X5 Retail Group, majority owned by Russian billionaire Mikhail Fridman’s empire, Alfa Group, said it had cut its capex outlook for this year to around $1 billion.
Rival chain Kopeika said in a statement on Friday it had frozen a number of costly long-term projects to strengthen its liquidity profile in the financial crisis and free up cash for possible acquisitions. [ID:nLA221653]
The news follows some Russian companies’ moves to cut jobs, output and investment plans as the global credit crunch spills into the real economy, potentially eroding consumer demand.
“It is good that they are adjusting to the crisis,” Da Vinci Capital hedge fund manager Gleb Yakovlev said. “It is good to be in shape. They need to be strong to weather the blow, and the one who is strong and prepared will win.”
X5, Russia’s largest food retailer by revenue, now expects that three hypermarkets initially planned for openings this year will open in 2009 due to delays on the developers’ side. Its sales expectations remained fundamentally unchanged.
“We revise our capex and store openings outlook as we decided to defer certain projects in order to consolidate resources in the current liquidity-constrained environment,” X5 said in a third-quarter trading update.
By 1405 GMT, X5’s London-listed shares fell 12.28 percent to $10, slightly outperforming an index of Russian Global Depositary Receipts traded on London Stock Exchange .FTRIOB.
Morgan Stanley and Goldman Sachs said X5 expansion deferral should not have much if any impact on sales growth for the next couple of years. Goldman maintained its Buy rating on X5.
X5’s Chief Executive Officer Lev Khasis said the company continued to see healthy consumer demand in the third quarter despite financial markets turbulence and weak seasonality.
“At the same time, we understand that the financial crisis may in the end affect consumer confidence, so we are closely tracking our customer behaviour and are ready to quickly respond to changes in consumption patterns,” Khasis said.
Morgan Stanley on Friday initiated coverage of X5 with an overweight rating and a price target of $25, praising the company’s broad exposure to the Russian food retail market given its mix of formats.
“We like management’s realism that the credit crunch could delay their longer-term expansion plans somewhat, and that they are a little cautious about the strength of the Russian consumer in H2 2008,” the bank said.
X5 said it would focus on reducing its short-term debt exposure and would seek to profit by lower real estate prices and construction costs as well as emerging M&A opportunities.

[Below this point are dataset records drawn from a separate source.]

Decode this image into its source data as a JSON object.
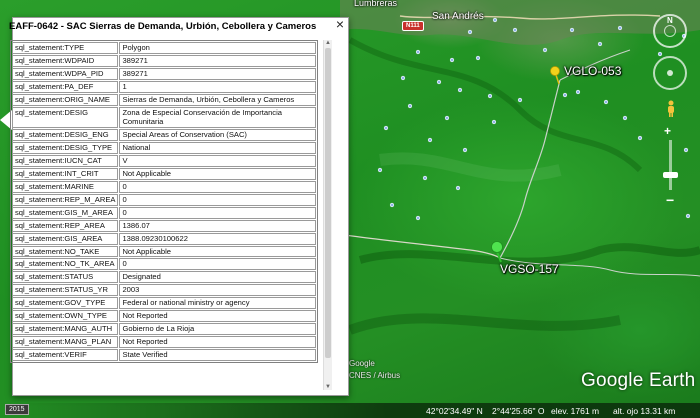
{
  "map": {
    "places": [
      "San Andrés",
      "Lumbreras"
    ],
    "road_shield": "N111",
    "pins": [
      {
        "label": "VGLO-053",
        "color": "#f1d21b"
      },
      {
        "label": "VGSO-157",
        "color": "#4fe34f"
      }
    ],
    "brand": "Google Earth",
    "credits": [
      "Google",
      "CNES / Airbus"
    ],
    "status": {
      "year": "2015",
      "lat": "42°02'34.49\" N",
      "lon": "2°44'25.66\" O",
      "elev": "elev.  1761 m",
      "eye": "alt. ojo  13.31 km"
    },
    "compass_label": "N"
  },
  "popup": {
    "title": "EAFF-0642 - SAC Sierras de Demanda, Urbión, Cebollera y Cameros",
    "close_label": "×",
    "rows": [
      {
        "k": "sql_statement:TYPE",
        "v": "Polygon"
      },
      {
        "k": "sql_statement:WDPAID",
        "v": "389271"
      },
      {
        "k": "sql_statement:WDPA_PID",
        "v": "389271"
      },
      {
        "k": "sql_statement:PA_DEF",
        "v": "1"
      },
      {
        "k": "sql_statement:ORIG_NAME",
        "v": "Sierras de Demanda, Urbión, Cebollera y Cameros"
      },
      {
        "k": "sql_statement:DESIG",
        "v": "Zona de Especial Conservación de Importancia Comunitaria"
      },
      {
        "k": "sql_statement:DESIG_ENG",
        "v": "Special Areas of Conservation (SAC)"
      },
      {
        "k": "sql_statement:DESIG_TYPE",
        "v": "National"
      },
      {
        "k": "sql_statement:IUCN_CAT",
        "v": "V"
      },
      {
        "k": "sql_statement:INT_CRIT",
        "v": "Not Applicable"
      },
      {
        "k": "sql_statement:MARINE",
        "v": "0"
      },
      {
        "k": "sql_statement:REP_M_AREA",
        "v": "0"
      },
      {
        "k": "sql_statement:GIS_M_AREA",
        "v": "0"
      },
      {
        "k": "sql_statement:REP_AREA",
        "v": "1386.07"
      },
      {
        "k": "sql_statement:GIS_AREA",
        "v": "1388.09230100622"
      },
      {
        "k": "sql_statement:NO_TAKE",
        "v": "Not Applicable"
      },
      {
        "k": "sql_statement:NO_TK_AREA",
        "v": "0"
      },
      {
        "k": "sql_statement:STATUS",
        "v": "Designated"
      },
      {
        "k": "sql_statement:STATUS_YR",
        "v": "2003"
      },
      {
        "k": "sql_statement:GOV_TYPE",
        "v": "Federal or national ministry or agency"
      },
      {
        "k": "sql_statement:OWN_TYPE",
        "v": "Not Reported"
      },
      {
        "k": "sql_statement:MANG_AUTH",
        "v": "Gobierno de La Rioja"
      },
      {
        "k": "sql_statement:MANG_PLAN",
        "v": "Not Reported"
      },
      {
        "k": "sql_statement:VERIF",
        "v": "State Verified"
      }
    ]
  }
}
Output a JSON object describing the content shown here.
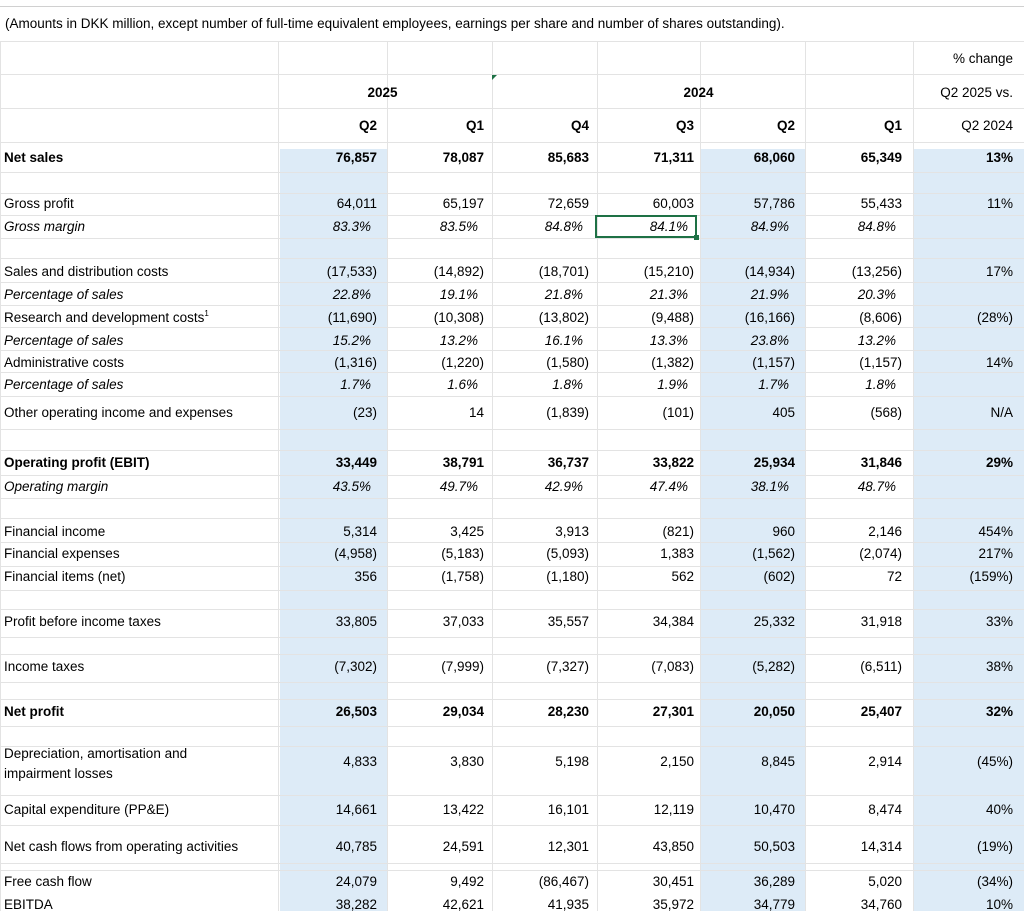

“We ... are chasing all the opportunities that this distressed market may offer,” said Chief Financial Officer Evgeny Kornilov.
“It is quite clear by now that the strongest and the smartest will successfully live through the crisis and come out as winners and it is our intention to continue to lead the way.”
Fridman said in separate X5 statement that Alfa Group would keep its stake in the retailer intact and did not rule out investing more in the company.
Like-for-like sales at X5 rose by 21 percent year-on-year in the third quarter and by 25 percent in the first nine months, including recently acquired chain Karusel on a pro-forma basis.
Net retail sales, which do not take account of revenue from franchisees and non-retail revenue and exclude value-added tax, increased 48 percent to $2.177 billion in the third quarter and by 56 percent to $6.479 billion in January-September 2008.
Consolidated net retail sales were up 73 percent in the third quarter and by 65 percent in January-September 2008.
The company added 36 stores in the third quarter alone, and 159 outlets in the first nine months of the year, including 24 Karusel hypermarkets. As of Sept. 30, it had 1,027 stores.
X5 said it now expects sales growth of around 40 percent and like-for-like sales growth of around 20 percent compared with an earlier forecast of more than 40 and more than 20 percent.
The outlook includes Karusel on a pro-forma basis but excludes possible forex gains and losses.
X5 was created through a merger between the Pyaterochka discount chain and the Perekrestok supermarket chain in May 2006. In 2007, revenues at X5 rose 53 percent to $5.32 billion.